Aussitôt je sentis un vent qui me venait au visage,
et il ne faisait aucun bruit, ne causait aucun mouvement.
Nul sillon bouillonnant et ombreux
n'était tracé par lui sur la mer.
Il souleva mes cheveux, il éventa mes joues
comme une brise des prés au printemps,
et, tout en se mêlant à mes craintes,
il me fit l'effet d'une bienvenue.
Vite, vite glissait le vaisseau
tout en allant doucement.
Avec douceur aussi soufflait la brise,
mais elle ne soufflait que sur moi.
O rêve de bonheur !
est-ce là vraiment la tour du fanal ?
est-ce la colline, est-ce l'église,
est-ce mon propre pays que je vois ?
Nous franchîmes la barre du port,
et je me mis à prier en sanglotant :
O mon Dieu ! tire-moi du sommeil
ou laisse-moi dormir toujours !
La rade du port avait la transparence d'un miroir,
tant l'onde y était paisiblement étendue.
Sur la baie se répandaient les clartés de la lune
en même temps que ses ombres.
Le rocher brillait sous ses rayons paisibles,
ainsi que l'église bâtie dessus,
et la girouette tranquille placée sur l'église.

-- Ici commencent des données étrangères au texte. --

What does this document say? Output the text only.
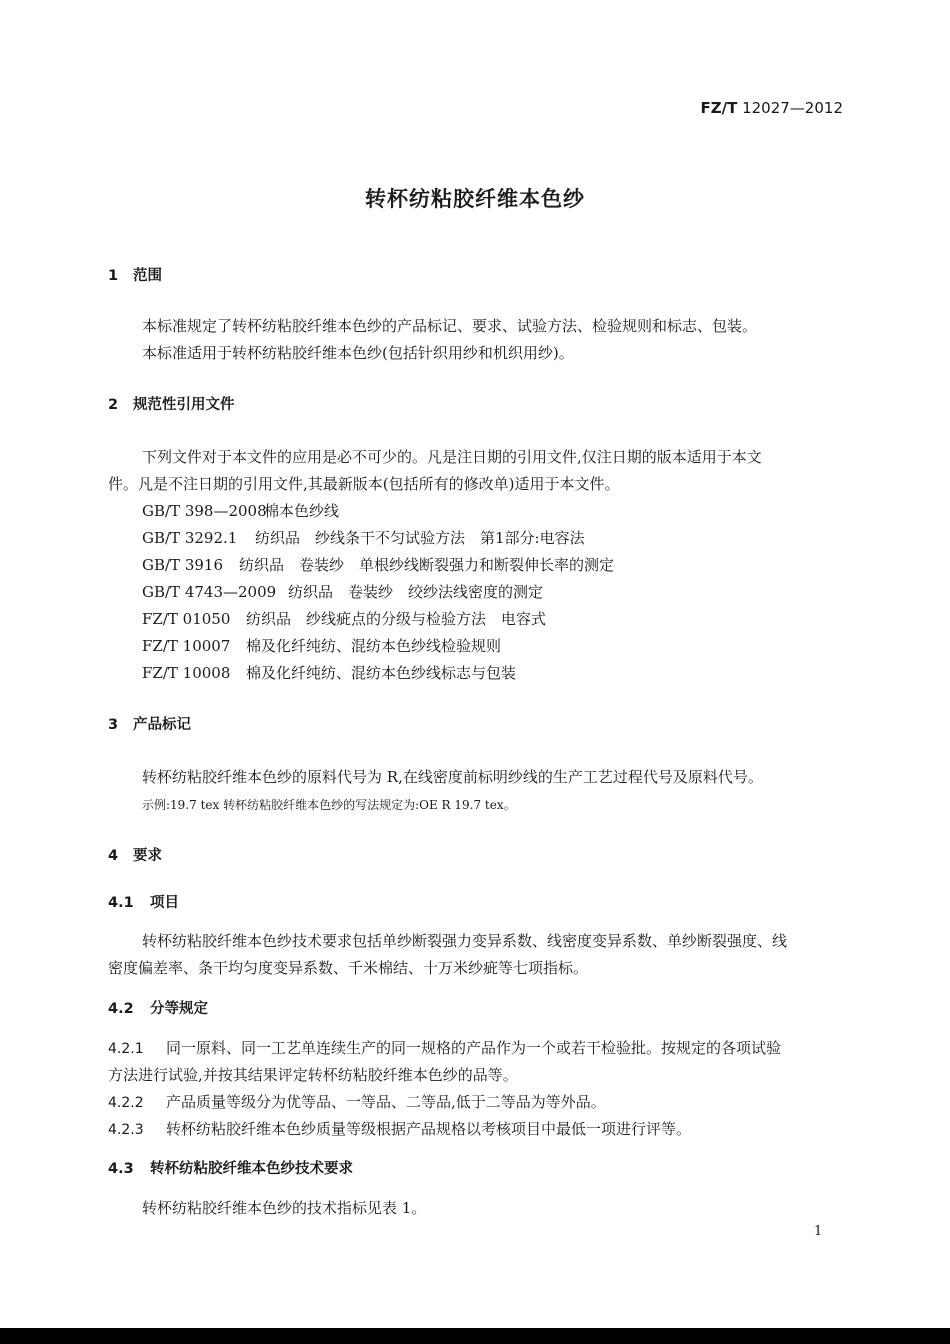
FZ/T 12027—2012
转杯纺粘胶纤维本色纱
1 范围
本标准规定了转杯纺粘胶纤维本色纱的产品标记、要求、试验方法、检验规则和标志、包装。
本标准适用于转杯纺粘胶纤维本色纱(包括针织用纱和机织用纱)。
2 规范性引用文件
下列文件对于本文件的应用是必不可少的。凡是注日期的引用文件,仅注日期的版本适用于本文
件。凡是不注日期的引用文件,其最新版本(包括所有的修改单)适用于本文件。
GB/T 398—2008棉本色纱线
GB/T 3292.1 纺织品　纱线条干不匀试验方法　第1部分:电容法
GB/T 3916 纺织品　卷装纱　单根纱线断裂强力和断裂伸长率的测定
GB/T 4743—2009 纺织品　卷装纱　绞纱法线密度的测定
FZ/T 01050 纺织品　纱线疵点的分级与检验方法　电容式
FZ/T 10007 棉及化纤纯纺、混纺本色纱线检验规则
FZ/T 10008 棉及化纤纯纺、混纺本色纱线标志与包装
3 产品标记
转杯纺粘胶纤维本色纱的原料代号为 R,在线密度前标明纱线的生产工艺过程代号及原料代号。
示例:19.7 tex 转杯纺粘胶纤维本色纱的写法规定为:OE R 19.7 tex。
4 要求
4.1 项目
转杯纺粘胶纤维本色纱技术要求包括单纱断裂强力变异系数、线密度变异系数、单纱断裂强度、线
密度偏差率、条干均匀度变异系数、千米棉结、十万米纱疵等七项指标。
4.2 分等规定
4.2.1 同一原料、同一工艺单连续生产的同一规格的产品作为一个或若干检验批。按规定的各项试验
方法进行试验,并按其结果评定转杯纺粘胶纤维本色纱的品等。
4.2.2 产品质量等级分为优等品、一等品、二等品,低于二等品为等外品。
4.2.3 转杯纺粘胶纤维本色纱质量等级根据产品规格以考核项目中最低一项进行评等。
4.3 转杯纺粘胶纤维本色纱技术要求
转杯纺粘胶纤维本色纱的技术指标见表 1。
1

La baie était toute blanchie par la silencieuse clarté,
jusqu'au moment où, s'élevant de son sein,
nombre de figures qui n'étaient autre chose que des ombres
se colorèrent de teintes rouges.
Quand ces ombres rouges furent
à peu de distance de la proue,
je tournai mes yeux vers le pont du vaisseau.
O Christ ! que vis-je là ?
Chaque corps de marin y était étendu à plat et sans vie, et,
par la sainte Croix !
un homme lumineux, un homme séraphin
se tenait debout sur chaque cadavre.
Cette troupe de séraphins agitait les mains :
c'était un divin spectacle !
Chacun, belle forme lumineuse,
faisait comme des signaux à la terre.
Ils agitaient leurs mains, et pourtant
ils ne proféraient aucune parole ;
aucune parole... mais ce silence résonnait
comme une musique dans mon cœur.
Bientôt j'entendis le bruit des rames
et l'acclamation d'un pilote.
Ma tête se retourna forcément vers la mer,
et je vis apparaître un canot.
Un pilote et son mousse approchaient rapidement de moi.
Cher Seigneur du Ciel !
c'était une joie que la vue de mes camarades morts
ne pouvait empoisonner.
Je vis une troisième personne... je reconnus sa voix.
C'était le bon ermite...
Il chantait hautement les hymnes sacrés qu'il avait composés dans les bois.
Bon ! me dis-je, il me confessera et lavera mon âme du sang de l'albatros.